What is ‘Rule 50’ and why did IOC keep it for the Tokyo Games?
I missed this with all of the news last week — maybe you did, too — but the International Olympics Committee voted to keep enforcing Rule 50, which “protects the neutrality of the sport.” Rule 50 limits demonstrations from athletes and says, “No kind of demonstration or political, religious or racial propaganda is permitted in any Olympic sites, venues or other areas.” Violators could be sanctioned.
Interestingly, CNN reports, “The United States Olympic & Paralympic Committee announced that Team USA athletes would be permitted to hold up a fist, kneel, and wear garments promoting racial and social justice while taking part in all future US Olympic & Paralympic Trials events.”
The IOC did agree to some changes in the opening ceremony for the Tokyo Games. The agreement promises to:
Highlight the importance of solidarity, unity and non-discrimination at the opening and closing ceremonies.
Adapt the Olympic Oath to include messaging on inclusion and non-discrimination.
Below is the proposal for changes to the Olympic Oath (which was approved by the IOC executive board):
“In the name of the athletes”, “In the name of all judges” or “In the name of all the coaches and officials”.
“We promise to take part in these Olympic Games, respecting and abiding by the rules and in the spirit of fair play, inclusion and equality.
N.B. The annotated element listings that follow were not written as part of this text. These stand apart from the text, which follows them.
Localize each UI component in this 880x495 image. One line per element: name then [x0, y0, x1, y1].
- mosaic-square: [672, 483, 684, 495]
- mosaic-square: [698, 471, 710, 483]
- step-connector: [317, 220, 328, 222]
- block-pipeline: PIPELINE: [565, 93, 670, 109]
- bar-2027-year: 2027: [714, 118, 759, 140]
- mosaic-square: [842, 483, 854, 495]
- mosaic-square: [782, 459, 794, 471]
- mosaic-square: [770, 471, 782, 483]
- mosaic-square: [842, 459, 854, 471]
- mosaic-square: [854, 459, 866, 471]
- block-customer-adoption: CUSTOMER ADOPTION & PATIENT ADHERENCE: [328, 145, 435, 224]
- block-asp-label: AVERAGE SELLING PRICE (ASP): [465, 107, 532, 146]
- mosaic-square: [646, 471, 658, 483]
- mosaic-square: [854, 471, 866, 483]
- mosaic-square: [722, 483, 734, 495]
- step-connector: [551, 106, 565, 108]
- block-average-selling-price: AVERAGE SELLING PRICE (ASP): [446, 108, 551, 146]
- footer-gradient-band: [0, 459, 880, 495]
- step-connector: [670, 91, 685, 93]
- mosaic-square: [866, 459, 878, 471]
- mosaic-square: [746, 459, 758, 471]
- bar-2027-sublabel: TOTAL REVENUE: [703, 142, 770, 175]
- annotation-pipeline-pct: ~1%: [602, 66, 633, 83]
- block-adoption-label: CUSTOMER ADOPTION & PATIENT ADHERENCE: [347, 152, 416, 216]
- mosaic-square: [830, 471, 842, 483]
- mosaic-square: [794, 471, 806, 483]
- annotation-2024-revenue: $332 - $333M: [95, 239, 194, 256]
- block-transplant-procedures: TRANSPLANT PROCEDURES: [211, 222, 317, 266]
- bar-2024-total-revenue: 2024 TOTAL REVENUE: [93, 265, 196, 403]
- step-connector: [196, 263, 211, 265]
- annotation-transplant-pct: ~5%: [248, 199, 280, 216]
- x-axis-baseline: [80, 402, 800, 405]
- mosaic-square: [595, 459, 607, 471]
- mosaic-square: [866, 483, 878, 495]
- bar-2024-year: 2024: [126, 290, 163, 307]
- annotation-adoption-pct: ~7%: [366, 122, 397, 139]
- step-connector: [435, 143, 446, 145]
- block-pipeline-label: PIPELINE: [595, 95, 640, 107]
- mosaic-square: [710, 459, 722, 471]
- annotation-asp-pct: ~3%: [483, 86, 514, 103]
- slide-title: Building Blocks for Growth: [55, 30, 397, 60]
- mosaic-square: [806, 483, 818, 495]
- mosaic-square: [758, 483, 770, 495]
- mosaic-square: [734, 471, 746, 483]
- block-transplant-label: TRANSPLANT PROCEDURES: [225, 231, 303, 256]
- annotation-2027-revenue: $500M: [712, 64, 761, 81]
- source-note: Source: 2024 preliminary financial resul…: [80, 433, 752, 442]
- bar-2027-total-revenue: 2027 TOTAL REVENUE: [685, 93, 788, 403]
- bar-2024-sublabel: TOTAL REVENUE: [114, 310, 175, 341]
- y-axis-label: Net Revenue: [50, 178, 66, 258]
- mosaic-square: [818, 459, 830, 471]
Together we stand in solidarity and commit ourselves to sport without doping, without cheating, without any form of discrimination. We do this for the honour of our teams, in respect for the Fundamental Principles of Olympism, and to make the world a better place through sport.”
Inside police training to handle mental health calls
I point you to the work of Whitney Bryen at Oklahoma Watch, who attended a training seminar for police officers to help them learn to deal with calls involving a person who might have a mental illness. About half of the 32 officers who attended the training did so voluntarily and learned about “symptoms and treatment of common psychiatric disorders, substance abuse, suicide, children’s mental health and self-care for police.”
The story is pinned to what Oklahoma Watch discovered through its reporting:
The risk of being killed by police is greater for individuals with untreated mental illness, according to the Treatment Advocacy Center. A national report found that Oklahoma City and Tulsa are among the deadliest cities in the nation for police killings.
A 2020 Oklahoma Watch investigation found that law enforcement are responding to more mental health crises than ever. In March, Oklahoma City Police responded to 2,024 mental health calls — the highest total on record. But few officers have received the specialized training that prepares them for those emergencies.
The training was developed in the 1980s at the University of Memphis and is considered a national model for crisis response. The course was brought to this state in 2002 by Oklahoma City police following an increase in the agency’s mental health calls.
Bryen’s work reminds us of the value of understanding the challenges that police face even as we report about situations that turn tragic because of an overreaction.